L’action de la fondation est de plus en plus reconnue par tous ceux qui en sont les témoins ou les bénéficiaires, et d'abord les jeunes. Il nous faut poursuivre dans cette voie, nous devons être plus encore un acteur reconnu des politiques au service de l’enfance et de la jeunesse, en mettant l'accent sur l'insertion des jeunes les plus en difficulté, sur l'accompagnement à la parentalité et sur la petite enfance. Il nous faut aussi être attentifs vis à vis des jeunes en situation complexe qui cumulent le plus de difficulté et dont la prise en charge doit être renforcée. En même temps, il nous faut bien sûr assumer notre identité et le projet éducatif qui en résulte. C’est vraiment l’essentiel.

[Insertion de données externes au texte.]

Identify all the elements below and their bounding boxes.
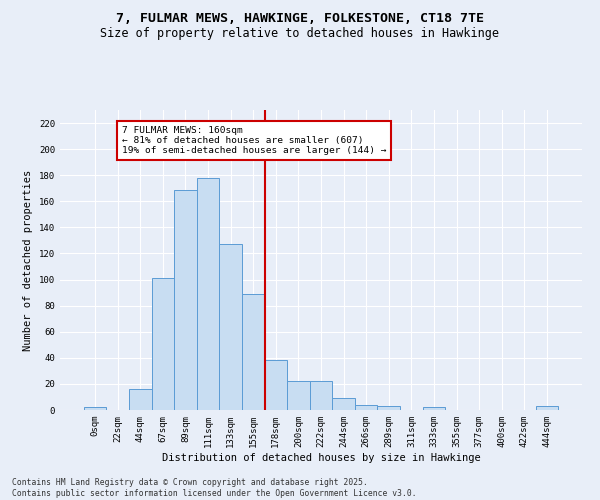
Bar (84, 408, 106, 410)
Bar (265, 360, 287, 410)
Text: 7, FULMAR MEWS, HAWKINGE, FOLKESTONE, CT18 7TE: 7, FULMAR MEWS, HAWKINGE, FOLKESTONE, CT… (116, 12, 484, 26)
Bar (197, 178, 220, 410)
Bar (152, 278, 174, 410)
X-axis label: Distribution of detached houses by size in Hawkinge: Distribution of detached houses by size … (161, 452, 481, 462)
Bar (174, 190, 197, 410)
Bar (536, 406, 558, 410)
Text: Size of property relative to detached houses in Hawkinge: Size of property relative to detached ho… (101, 28, 499, 40)
Bar (377, 406, 400, 410)
Bar (129, 389, 152, 410)
Text: Contains HM Land Registry data © Crown copyright and database right 2025.
Contai: Contains HM Land Registry data © Crown c… (12, 478, 416, 498)
Bar (422, 408, 445, 410)
Bar (310, 382, 332, 410)
Bar (355, 405, 377, 410)
Text: 7 FULMAR MEWS: 160sqm
← 81% of detached houses are smaller (607)
19% of semi-det: 7 FULMAR MEWS: 160sqm ← 81% of detached … (122, 126, 386, 156)
Bar (242, 294, 265, 410)
Bar (332, 398, 355, 410)
Bar (287, 382, 310, 410)
Y-axis label: Number of detached properties: Number of detached properties (23, 170, 34, 350)
Bar (220, 244, 242, 410)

LE PARCOURS PROFESSIONNEL DE JEAN-MARC SAUVÉ

1977-1981 : Conseil d’Etat (auditeur, rapporteur, commissaire du gouvernement à la Commission centrale d’aide sociale…)
1981-1988 : ministère de la Justice (conseiller technique au cabinet du Garde des Sceaux Robert Badinter, puis directeur de l’administration générale et de l’équipement)
1988-1994 : ministère de l’Intérieur (directeur des libertés publiques et des affaires juridiques)
1994-1995 : préfet de l’Aisne
1995-2006 : secrétaire général du gouvernement auprès de quatre Premiers Ministres : Alain Juppé, Lionel Jospin, Jean-Pierre Raffarin et Dominique de Villepin
2006-2018 (28 mai) : vice-président du Conseil d’État

Jean-Marc Sauvé a aussi été président du Conseil supérieur des tribunaux administratifs et des cours administratives d’appel, président du conseil d’administration de l’École nationale d’administration (ENA) et président de l’Institut français des sciences administratives (IFSA). Il a présidé de 2010 à 2018 le comité chargé de donner un avis sur l’aptitude des candidats aux fonctions de juge et d’avocat général à la Cour de justice et au Tribunal de l’Union européenne.


Il préside la fondation Cité internationale universitaire de Paris ainsi que les comités d’éthique du comité d’organisation et de la Société de livraison des ouvrages olympiques en vue des Jeux Olympiques de Paris en 2024.


Président de la Ciase (Commission indépendante sur les abus sexuels dans l’Église), il a travaillé pendant trois ans au rapport remis à l’Église catholique en octobre 2021.
Depuis cette date, il préside le comité des états généraux de la justice.